Our one dominant model of technology-driven economic progress is the industrial revolution. Manufacturing.
As Ai companies argue for market cap based on projected economic output... I'm increasingly thinking this model can be badly misleading.
It's very rare that the PC Revolution and or the internet Revolution are used as a primary model to explain technology and how it affects the economy.
Network enabled PCS are administrative powerhouses. They really did permeate all aspects of administration. But... The number of employees in administrative adjacent roles is higher, not lower. Accountants, university armin. HR. Project management. Etc.
It's very unclear how to quantify economic output/product. From this ambiguity , everything downstream is also vague.
The web also totally exploded in use. Web companies got huge revenue, even huger your profits.
It's very hard to draw lines, and apply economic reasoning that describes who gains what.
Users get to use Facebook, google and whatnot.
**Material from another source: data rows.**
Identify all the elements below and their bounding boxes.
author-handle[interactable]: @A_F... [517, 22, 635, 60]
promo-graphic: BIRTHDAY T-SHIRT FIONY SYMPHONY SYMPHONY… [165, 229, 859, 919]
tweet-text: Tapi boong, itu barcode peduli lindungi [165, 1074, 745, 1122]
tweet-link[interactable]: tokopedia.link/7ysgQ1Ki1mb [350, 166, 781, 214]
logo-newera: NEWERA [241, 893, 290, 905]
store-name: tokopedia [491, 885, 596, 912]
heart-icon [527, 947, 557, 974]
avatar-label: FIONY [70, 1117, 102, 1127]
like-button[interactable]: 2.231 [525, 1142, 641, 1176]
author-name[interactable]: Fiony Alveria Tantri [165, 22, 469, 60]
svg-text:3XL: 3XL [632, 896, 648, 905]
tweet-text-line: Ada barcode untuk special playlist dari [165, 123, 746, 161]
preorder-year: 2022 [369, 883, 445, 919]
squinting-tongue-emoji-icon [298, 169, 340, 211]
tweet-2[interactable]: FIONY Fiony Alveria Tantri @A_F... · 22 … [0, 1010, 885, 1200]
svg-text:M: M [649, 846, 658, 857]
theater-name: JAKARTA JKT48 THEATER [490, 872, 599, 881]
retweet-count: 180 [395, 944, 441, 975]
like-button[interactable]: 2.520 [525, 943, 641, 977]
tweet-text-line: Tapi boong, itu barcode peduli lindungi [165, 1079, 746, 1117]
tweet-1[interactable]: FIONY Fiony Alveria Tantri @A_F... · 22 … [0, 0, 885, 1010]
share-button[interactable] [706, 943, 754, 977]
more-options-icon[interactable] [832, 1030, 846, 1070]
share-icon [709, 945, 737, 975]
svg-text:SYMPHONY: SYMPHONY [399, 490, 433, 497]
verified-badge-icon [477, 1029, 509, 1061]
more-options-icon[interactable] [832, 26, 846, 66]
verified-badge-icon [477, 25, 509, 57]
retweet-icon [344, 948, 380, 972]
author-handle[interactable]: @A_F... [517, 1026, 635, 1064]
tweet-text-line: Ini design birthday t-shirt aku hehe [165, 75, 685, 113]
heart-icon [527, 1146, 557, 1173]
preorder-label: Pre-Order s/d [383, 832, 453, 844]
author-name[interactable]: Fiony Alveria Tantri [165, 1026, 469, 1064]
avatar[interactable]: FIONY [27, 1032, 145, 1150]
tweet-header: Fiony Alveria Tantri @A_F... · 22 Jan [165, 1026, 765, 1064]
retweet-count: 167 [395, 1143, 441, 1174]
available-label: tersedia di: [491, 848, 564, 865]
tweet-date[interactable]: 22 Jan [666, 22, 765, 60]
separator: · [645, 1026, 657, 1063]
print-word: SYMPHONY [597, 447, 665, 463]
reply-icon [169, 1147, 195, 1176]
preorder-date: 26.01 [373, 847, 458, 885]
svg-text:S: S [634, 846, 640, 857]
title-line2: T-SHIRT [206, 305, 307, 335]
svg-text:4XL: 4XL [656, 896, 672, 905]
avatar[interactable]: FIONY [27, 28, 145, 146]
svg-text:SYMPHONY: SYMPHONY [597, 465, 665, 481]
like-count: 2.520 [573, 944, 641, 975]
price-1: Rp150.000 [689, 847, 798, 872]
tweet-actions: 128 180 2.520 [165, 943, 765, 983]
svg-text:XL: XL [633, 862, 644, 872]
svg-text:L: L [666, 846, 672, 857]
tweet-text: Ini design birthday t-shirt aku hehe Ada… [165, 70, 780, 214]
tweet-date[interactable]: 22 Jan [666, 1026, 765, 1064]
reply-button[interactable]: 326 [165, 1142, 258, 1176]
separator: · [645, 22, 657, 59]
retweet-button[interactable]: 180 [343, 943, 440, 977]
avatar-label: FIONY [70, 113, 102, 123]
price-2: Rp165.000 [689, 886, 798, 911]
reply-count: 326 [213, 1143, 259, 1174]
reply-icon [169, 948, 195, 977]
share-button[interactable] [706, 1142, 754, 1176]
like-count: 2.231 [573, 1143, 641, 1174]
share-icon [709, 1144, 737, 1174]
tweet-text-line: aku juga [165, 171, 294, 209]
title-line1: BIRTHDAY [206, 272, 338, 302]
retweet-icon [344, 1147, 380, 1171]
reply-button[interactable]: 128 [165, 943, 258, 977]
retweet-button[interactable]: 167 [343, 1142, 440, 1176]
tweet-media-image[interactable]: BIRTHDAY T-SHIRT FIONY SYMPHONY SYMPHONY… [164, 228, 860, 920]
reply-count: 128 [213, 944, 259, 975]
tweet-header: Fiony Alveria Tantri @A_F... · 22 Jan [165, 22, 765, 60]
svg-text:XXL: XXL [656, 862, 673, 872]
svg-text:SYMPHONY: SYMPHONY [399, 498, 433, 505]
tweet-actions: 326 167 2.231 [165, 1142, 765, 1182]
Customers/advertisers get to advertize. The tech companies business model is based on network effects, momentum and whatnot.
What value is being created? Who is capturing how much of IT? These questions are almost philosophical. You just cannot apply reasoning like you would to the economics of mass produced cars.
Dopamine fracking , financial arbitrage racking, sales fracking... As a phenomenon, I think these occur in places where competition between firms is most intense over something that isn't correlated to external value.
Before advertising bands, cigarette companies were ad fracking. Tobacco is a commodity. Producing cigarettes is trivial. The only thing differentiating a billion dollars Tobacco Company from a million dollar Tobacco Company was the recognizability of their brand.
Government suppliers, or urban real estate can get to a point where the main driver of success, is lawyers.
A lot of industries went through a gradual process, as they matured... Where the domain of competition is decreasingly relevant to external value. The digital industries often start here or reach this point quickly.
Is manufacturing actually the exception?
The original sin is the idea that the profit motive on a free market will solve all our resource allocation problems, and that consumption demand should be the ultimate arbiter of social value. Markets are pretty freaking amazing things. But their efficiency relies on assumptions that knowledge economies and software break on pretty much every front. So, it's really no surprise that we're in this mess. I don't really know what would work better, though, in a way that can practically evolve from our existing systems.
Hey, I appreciate your insight. Especially your observation that when the underlying assumptions are wrong/broken then the model produces less reliable results.
Like you, I also don't know what would work better, nor do I believe any one individual can know.
But I do have some ideas for what would make a good framework for the evaluation?
If the idea is to allocate resources in a way that provides the most benefit to the most people, where most feel they are getting a 'fair deal' or something...
and we have social institutions that convert 'resources' to value (in quotes because time, attention, etc are 'resources'. The key principle is organizing human behavior over time to produce something humans value)...
Companies Religion Sports Government
then think about what value each creates, how it is delivered, how it is captured, ... recognizing that each offers some unique strengths and unique limitations.